Sasha Leacock, a delegate from Forest Hill School, also responded, “I’m from a school, my role is to develop projects and partnerships for exactly this kind of thing. But funding is hard to access and if you want to make partnerships and join networks, because we’re small we’re a nobody […] we’ve got a music project at the moment where we tried to develop some work experience and get young people learning about the music industry, [but] when I approach funders I was told ‘oh, we only work with this set of schools in this area’… we talk about scaling up but its really difficult when the support isn’t there.”
Chadwick conceded that approaching large employers is easier for large charities such as the Princes Trust, but stressed that the biggest drivers of growth for new jobs are small to medium-sized local businesses. Also, he warned against chasing funding. “In the old days I would say we were quite funding-driven, looking for opportunities and adapting our programmes to those; we are more outcomes driven now. We’ve found that if you find those outcomes from the start, then the funding will often follow.”

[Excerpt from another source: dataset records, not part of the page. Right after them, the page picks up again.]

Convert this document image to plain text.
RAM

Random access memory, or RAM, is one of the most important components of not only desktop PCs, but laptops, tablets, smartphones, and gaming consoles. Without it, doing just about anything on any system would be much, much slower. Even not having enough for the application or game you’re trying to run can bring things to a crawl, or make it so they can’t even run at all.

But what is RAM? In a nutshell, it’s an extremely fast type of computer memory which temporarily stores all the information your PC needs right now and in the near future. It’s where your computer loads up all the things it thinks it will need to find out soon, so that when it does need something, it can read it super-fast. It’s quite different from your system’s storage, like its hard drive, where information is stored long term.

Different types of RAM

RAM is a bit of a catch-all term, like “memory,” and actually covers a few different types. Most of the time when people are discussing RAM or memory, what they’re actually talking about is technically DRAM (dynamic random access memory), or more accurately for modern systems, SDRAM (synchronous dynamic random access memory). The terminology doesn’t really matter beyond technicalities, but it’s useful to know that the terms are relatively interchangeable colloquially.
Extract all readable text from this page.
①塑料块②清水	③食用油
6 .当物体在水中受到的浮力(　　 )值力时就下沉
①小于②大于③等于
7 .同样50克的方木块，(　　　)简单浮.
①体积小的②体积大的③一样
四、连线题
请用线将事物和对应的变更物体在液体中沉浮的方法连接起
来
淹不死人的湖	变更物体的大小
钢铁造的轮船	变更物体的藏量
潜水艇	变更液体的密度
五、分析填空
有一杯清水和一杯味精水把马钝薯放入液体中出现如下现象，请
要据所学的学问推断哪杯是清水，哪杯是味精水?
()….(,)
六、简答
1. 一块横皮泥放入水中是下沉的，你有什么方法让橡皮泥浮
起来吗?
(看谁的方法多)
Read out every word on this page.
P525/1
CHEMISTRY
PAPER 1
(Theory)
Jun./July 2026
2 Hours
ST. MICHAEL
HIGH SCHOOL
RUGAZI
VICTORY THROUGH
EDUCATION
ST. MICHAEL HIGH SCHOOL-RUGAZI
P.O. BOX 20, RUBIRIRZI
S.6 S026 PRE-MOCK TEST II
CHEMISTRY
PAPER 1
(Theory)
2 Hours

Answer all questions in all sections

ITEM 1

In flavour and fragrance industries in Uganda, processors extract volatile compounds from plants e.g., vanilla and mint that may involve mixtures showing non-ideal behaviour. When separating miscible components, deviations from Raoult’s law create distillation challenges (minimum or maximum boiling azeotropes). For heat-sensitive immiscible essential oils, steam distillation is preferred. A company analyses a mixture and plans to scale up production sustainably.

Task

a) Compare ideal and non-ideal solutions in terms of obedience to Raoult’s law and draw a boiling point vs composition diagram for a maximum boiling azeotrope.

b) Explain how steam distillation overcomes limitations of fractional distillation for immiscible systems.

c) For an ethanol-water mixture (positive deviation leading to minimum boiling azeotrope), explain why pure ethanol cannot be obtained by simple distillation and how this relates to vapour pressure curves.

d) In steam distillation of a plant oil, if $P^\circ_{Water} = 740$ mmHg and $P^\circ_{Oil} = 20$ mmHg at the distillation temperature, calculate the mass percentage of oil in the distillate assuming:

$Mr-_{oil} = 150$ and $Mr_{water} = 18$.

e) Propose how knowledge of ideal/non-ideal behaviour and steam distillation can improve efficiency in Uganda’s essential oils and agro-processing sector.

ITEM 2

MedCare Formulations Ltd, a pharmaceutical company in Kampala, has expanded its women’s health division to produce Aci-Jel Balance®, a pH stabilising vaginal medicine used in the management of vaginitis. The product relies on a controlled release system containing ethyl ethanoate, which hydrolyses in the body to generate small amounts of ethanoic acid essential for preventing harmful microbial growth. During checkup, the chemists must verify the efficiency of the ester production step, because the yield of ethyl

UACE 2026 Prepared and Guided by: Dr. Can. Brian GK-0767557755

There was also some frustration in the room over the loss of effective policy measures such as the Future Jobs Fund and the Education Maintenance Allowance. Dan Corry, chief executive, NPC, and former head of Number 10 policy under Gordon Brown, offered an effective summary: “I feel very strongly that the voluntary sector mustn’t lose its advocacy and campaigning role over issues it cares about, whether funders or providers. And the phrase the ‘lost generation’ – although I totally understand why people resist it – at the moment we need a bit of anger about the situation we’re in… frankly there are not enough decent jobs that pay decent wages with decent progression opportunities. It is the voluntary sector’s role to say, ‘we will try and help these young people, but we [also] need the right policies to create more jobs and more hope’.”